2011年5月5日星期四

Taoist philosophy



Taoist philosopher Chuang Tzu, in a section of his writings about dreams:


Those who dream of a banquet may wake to lamentation and sorrow. These who dream of lamentation and sorrow may wake to join a hunt. While they dream, they do not know that they dream. Some will even experience a dream within a dream; and only when they awake do they realize they dreamed of a dream. By and by comes the great awakening, and then we may find out that this life is really an extended dream. Fools think they are awake now, and flatter themselves they know if they are really princes or peasants. Confucius and you are both dreams; and i who say you are dreams - i am but a dream myself. This is a paradox. Tomorrow a wise man may come forward to explain it; but that tomorrow will not be until ten thousand generations have gone by.

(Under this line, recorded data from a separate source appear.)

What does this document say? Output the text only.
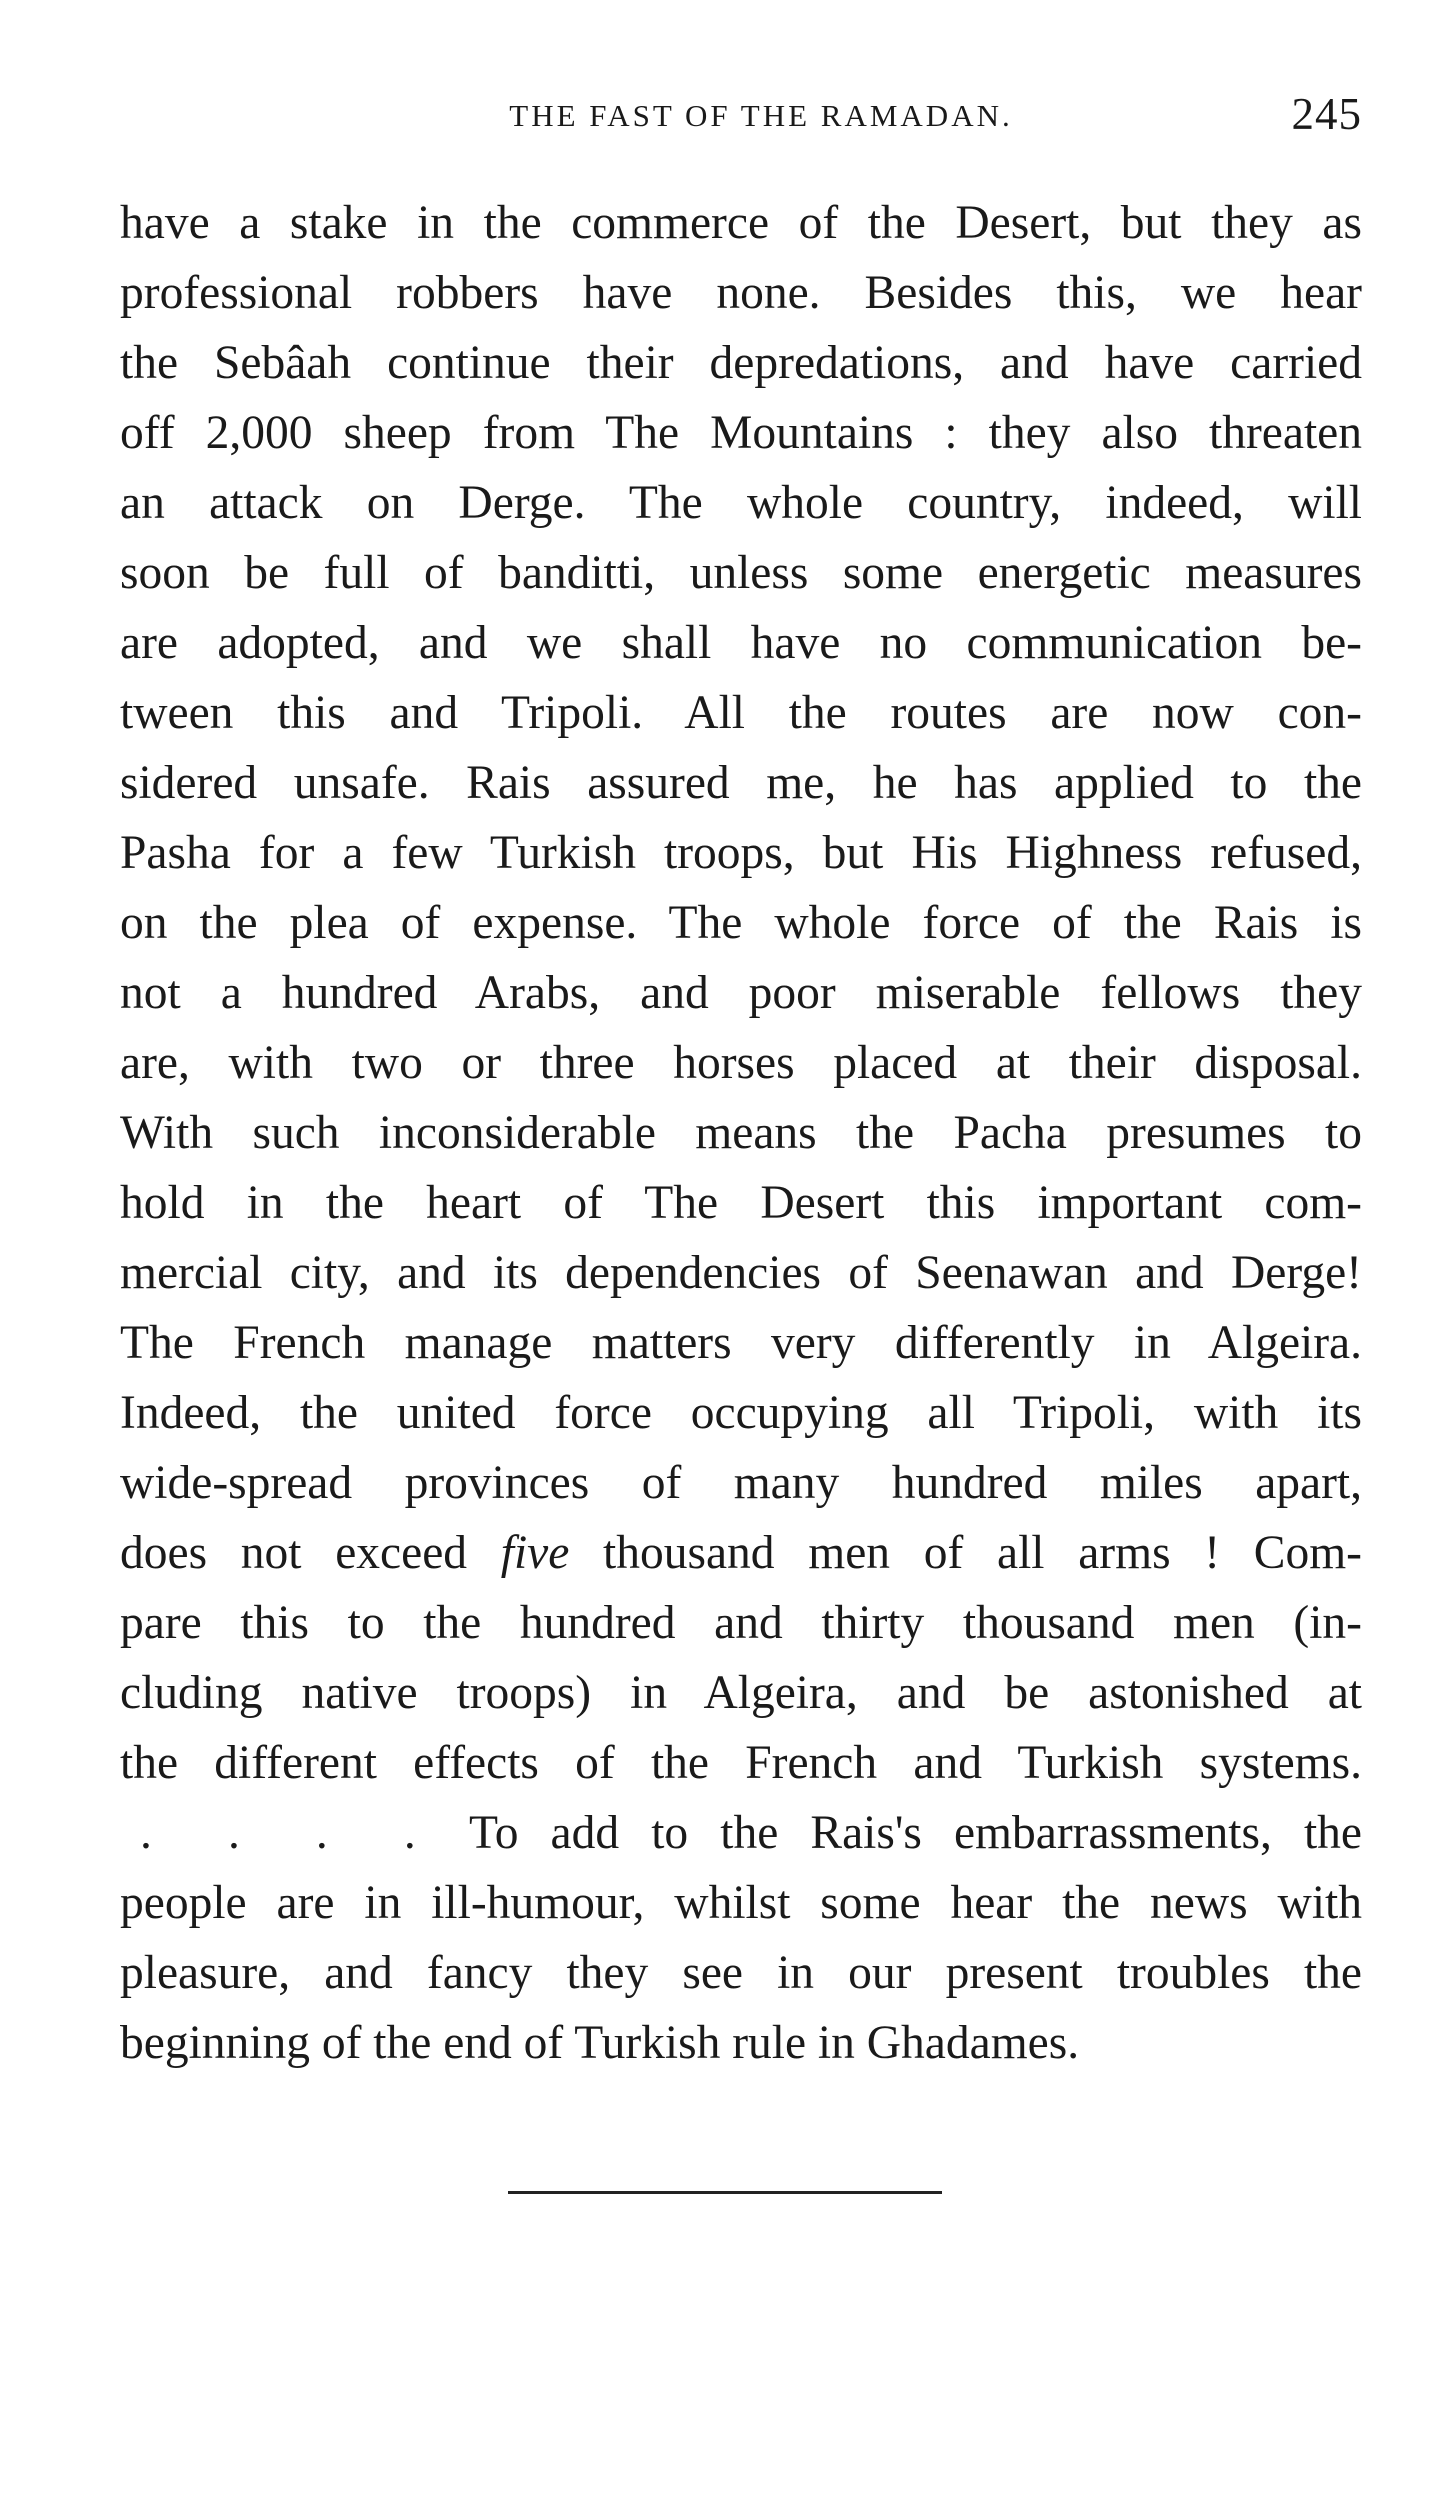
THE FAST OF THE RAMADAN.	245
have a stake in the commerce of the Desert, but they as
professional robbers have none. Besides this, we hear
the Sebâah continue their depredations, and have carried
off 2,000 sheep from The Mountains : they also threaten
an attack on Derge. The whole country, indeed, will
soon be full of banditti, unless some energetic measures
are adopted, and we shall have no communication be-
tween this and Tripoli. All the routes are now con-
sidered unsafe. Rais assured me, he has applied to the
Pasha for a few Turkish troops, but His Highness refused,
on the plea of expense. The whole force of the Rais is
not a hundred Arabs, and poor miserable fellows they
are, with two or three horses placed at their disposal.
With such inconsiderable means the Pacha presumes to
hold in the heart of The Desert this important com-
mercial city, and its dependencies of Seenawan and Derge!
The French manage matters very differently in Algeira.
Indeed, the united force occupying all Tripoli, with its
wide-spread provinces of many hundred miles apart,
does not exceed five thousand men of all arms ! Com-
pare this to the hundred and thirty thousand men (in-
cluding native troops) in Algeira, and be astonished at
the different effects of the French and Turkish systems.
. . . . To add to the Rais's embarrassments, the
people are in ill-humour, whilst some hear the news with
pleasure, and fancy they see in our present troubles the
beginning of the end of Turkish rule in Ghadames.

Once upon a time, i,Chuang Tzu, dreamt i was a butterfly, fluttering hither and thither, to all intents and purposes a butterfly. i was conscious only of following my fancies as a butterfly, and was unconscious of my individuality as a man. Suddenly i awakened, and there i lay, myself again. Now i do not know whether i was then a man dreaming i was a butterfly, or whether i am now a butterfly dreaming i am a man. between a man and a butterfly there is necessarily a barrier. The transition is called metempsychosis [the transmigration of the soul]. (Emphases mine. Source: Humanistic Texts.)